Business and engineering students should begin their job search early in the fall semester of their senior year. Liberal arts and creative arts students, many of whom traditionally begin their formal job search in late spring and early summer, need to enter the labor market much sooner to compete for the best opportunities, leveraging the skill sets they have acquired under the Miami Plan as a competitive advantage.

Such students need to finalize their resume, LinkedIn profile and cover letter; explore opportunities on general aggregator sites (i.e. indeed.com) and major or interest-specific sites; and consider opportunities in industries or sectors ‘adjacent’ to their major, such as music publishing or production for non-education music majors, food wholesale companies or food brokers for nutrition majors, or textile firms for studio arts majors, during the same September time frame that business and engineering students follow. Major specific links by academic division are organized to highlight such adjacencies.

Questions to Ask Students

Students new to Miami

  • What are some careers of interest that you might be able to explore during college?
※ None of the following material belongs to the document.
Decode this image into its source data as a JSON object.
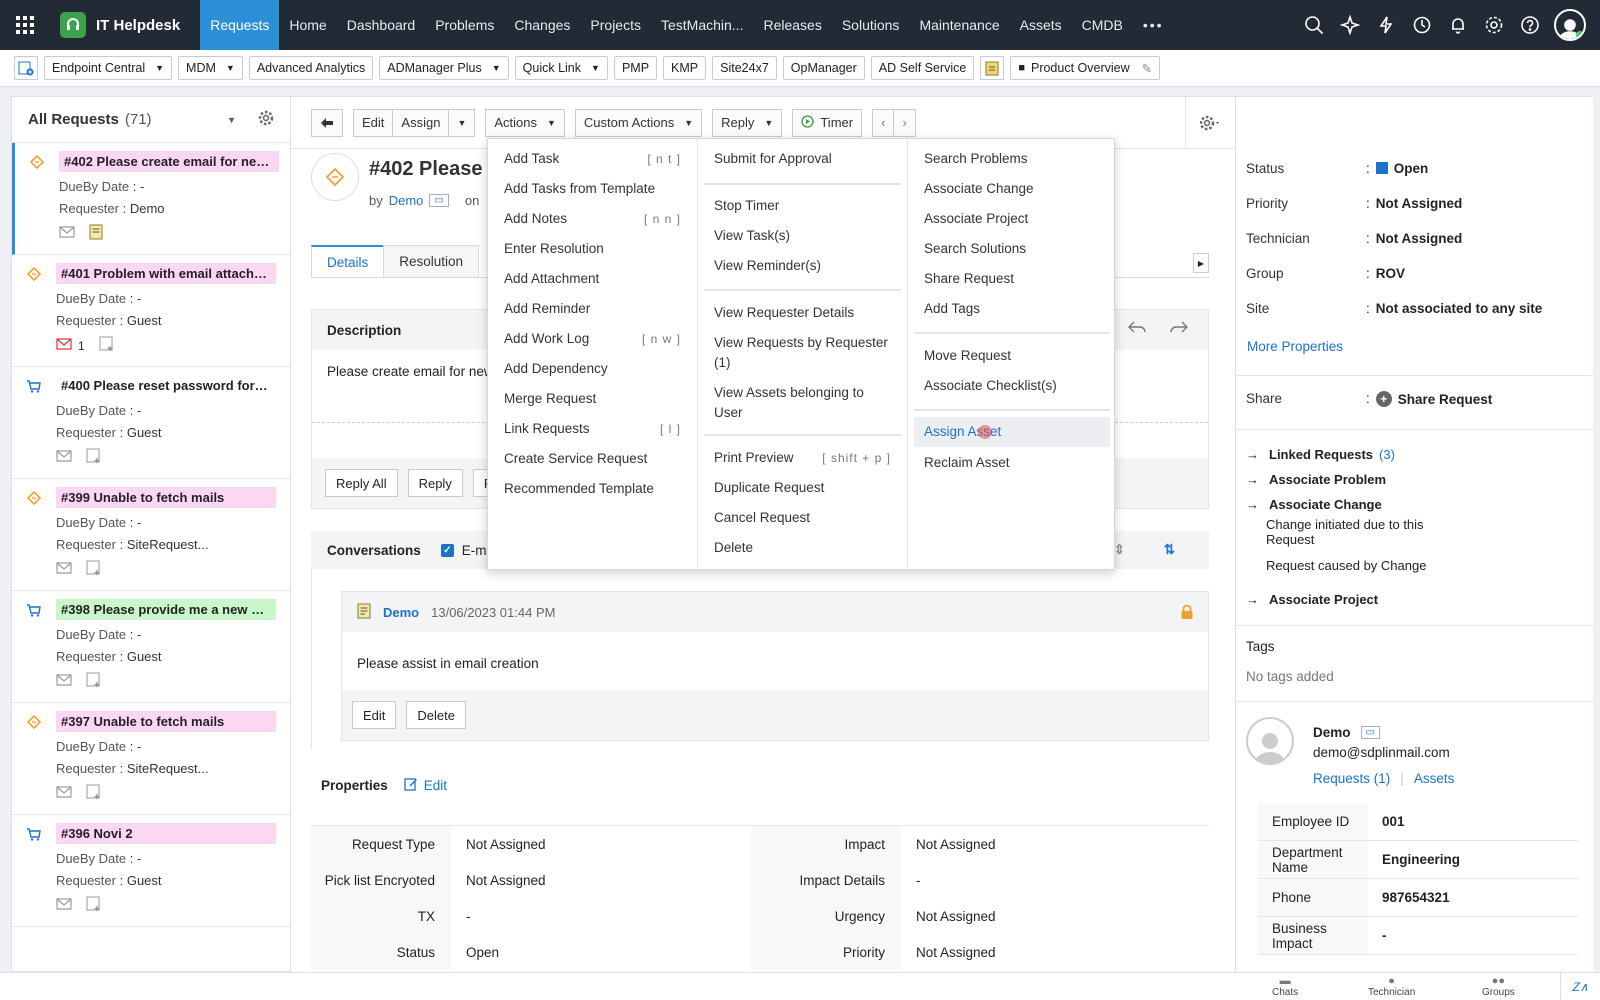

If you are unsure, check out the Center for Career Exploration & Success website to explore possibilities and what is attractive or unattractive about them.
  • Are there careers in which you have been interested? What led to your interest in those careers? Why do you think they would be a good fit for you?
  • When you think about your best experience working on a project, team, or job, what did you believe contributed to that being a good experience?
  • Are you familiar with the Mapping Your Miami Journey brochure and how to use it?

Students in the Middle of their Miami Experience

  • What kind of work environment do you see yourself working in (non-profit, government, for profit, Corporate America, education, etc.)? What is it about those environments you find appealing or unappealing?
  • What strengths did you demonstrate during that experience?
  • What have you done to gather information about career fields?
  • Have you had any experience job shadowing or learning about fields of work that are of interest to you from a parent/friend/other? What did you learn about that (those) career(s)?
  • Have you considered how you can use your remaining electives to better prepare you for career paths you are interested in?
  • Are you registered on Handshake?

Students Preparing to Graduate

  • What activities/leadership roles have you been involved with/had on campus and what skills did you develop through those roles?
  • Tell me about what skills you believe you developed through your coursework that could support you in a job after you graduate.
  • Have you used the Telling Your Story workbook to think about how to talk to relate to an employer the skills you've acquired at Miami? Have you used the Value of Service in Your Career Search brochure to think about and articulate the value of your service activities?
  • Have you used the Translating Your Study Abroad Experience brochure to think about and articulate the value of your international experience?